Many of the songs build around the vocals and piano (or keyboard) and would probably sound pretty decent without the other instruments. Hearing the songs this way would also make for about the most disturbing lounge act since… well… I can’t even say. (Who follows lounge acts, anyway?) Nick Cave comes to mind, and perhaps that’s one reference that will help prepare you for what you’ll experience when you sit down with Now You are One of Us. Make that Nick Cave backed by players from the mid-90s Touch and Go stable of bands. With a no-wave bent… and so on.

“You Will Never Take Me Alive” consists primarily of cello, piano, and voice. It sounds like what you might hear if you walked into a haunted old mansion whose monomaniacal former owner had died an untimely death before returning to make life miserable for whomever dares enter. “What’s So Amazing About Grace,” an instrumental, perpetuates the aura of warped haunting. It’s disquieting even though it’s one of the quietest tracks here.

“Wait Until I Get My Hands on You” staggers and swaggers like a drunken ghost, and the disembodied voices in the background do nothing to make the song less creepy. The guitars crash along in a form they’re put to often here. They’re brought in to up the dissonance and counter the rest of the musical goings-on. They fit in by not fitting in. The guitars on “You’re One of Them, aren’t You” screech and squeal when they take the fore. The Duane Dennison-type riffs repeat themselves just often enough that they become familiar without becoming tiresome.

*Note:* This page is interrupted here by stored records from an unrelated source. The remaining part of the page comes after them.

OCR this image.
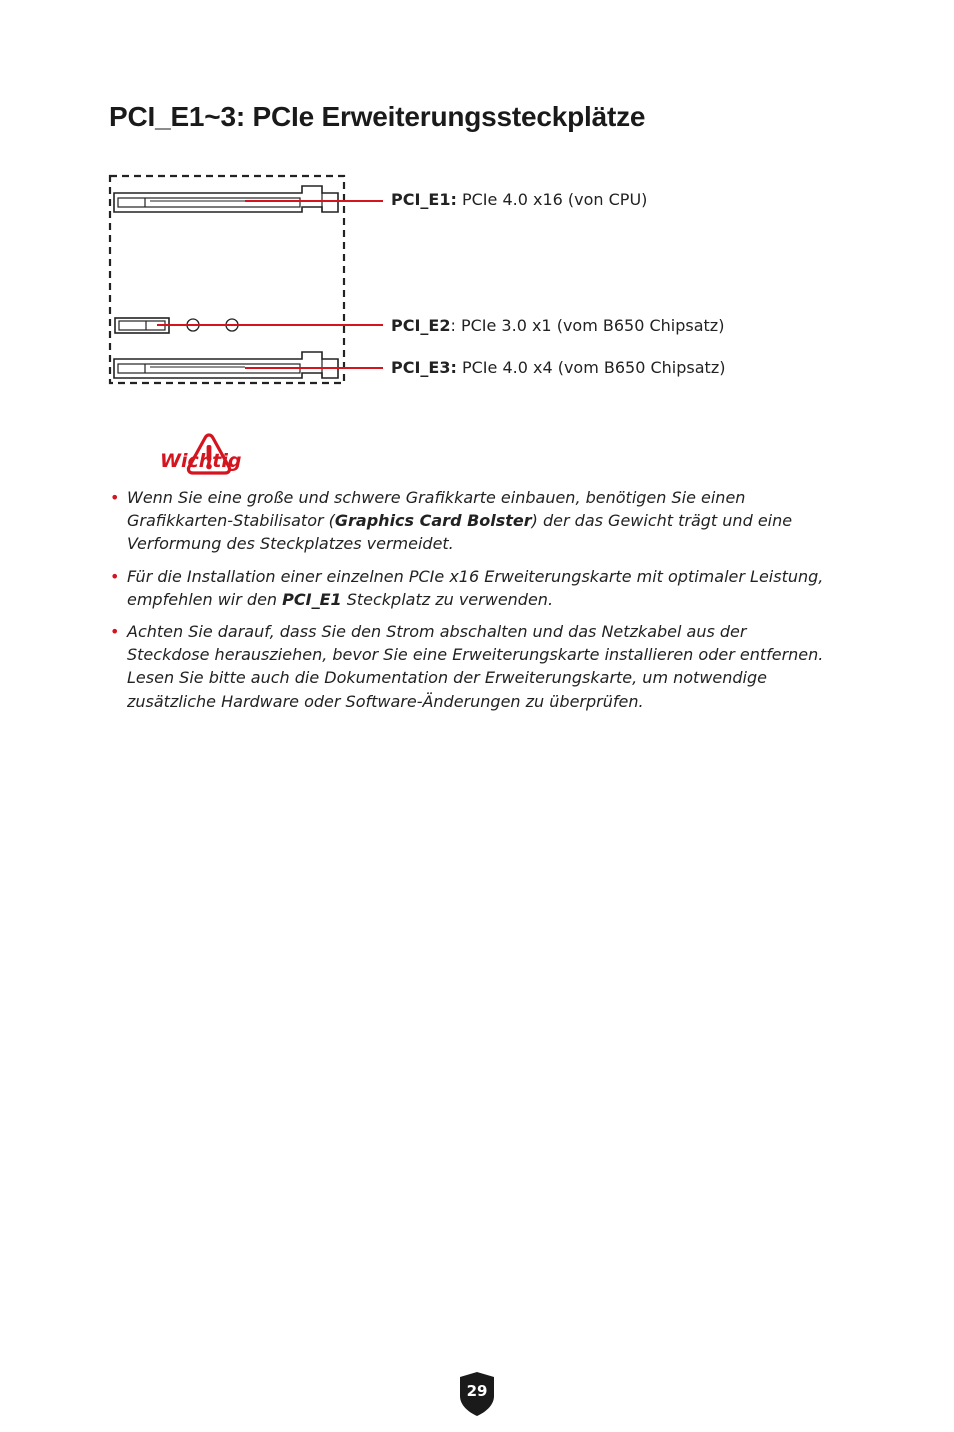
PCI_E1~3: PCIe Erweiterungssteckplätze
PCI_E1: PCIe 4.0 x16 (von CPU)
PCI_E2: PCIe 3.0 x1 (vom B650 Chipsatz)
PCI_E3: PCIe 4.0 x4 (vom B650 Chipsatz)
Wichtig
• Wenn Sie eine große und schwere Grafikkarte einbauen, benötigen Sie einen Grafikkarten-Stabilisator (Graphics Card Bolster) der das Gewicht trägt und eine Verformung des Steckplatzes vermeidet.
• Für die Installation einer einzelnen PCIe x16 Erweiterungskarte mit optimaler Leistung, empfehlen wir den PCI_E1 Steckplatz zu verwenden.
• Achten Sie darauf, dass Sie den Strom abschalten und das Netzkabel aus der Steckdose herausziehen, bevor Sie eine Erweiterungskarte installieren oder entfernen. Lesen Sie bitte auch die Dokumentation der Erweiterungskarte, um notwendige zusätzliche Hardware oder Software-Änderungen zu überprüfen.
29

The staccato piano chords on “…All the Candy You Can Eat” recall the earlier “You’re One of Them…” – and the fact that in both cases the keys give way to Dennison guitarisms suggests that The Paper Chase favors certain structuring to the songs. That’s not to say that the songs here are formulaic, but they do follow a few certain blueprints in their construction. FOr example, “All Manner of Pox and Cancer,” which follows “…All the Candy…,” really could have been part of that song for all of its shared traits.

I admire the band’s unorthodox approach to its music and its combination of disparate rock (the especially good “The Kids Will Grow up to be Assholes”) and non-rock elements. We need more bands to push music in directions it doesn’t want to go. That said, I will probably never be able to listen to this entire album in a single sitting. But I’ll probably keep trying (at least for a while).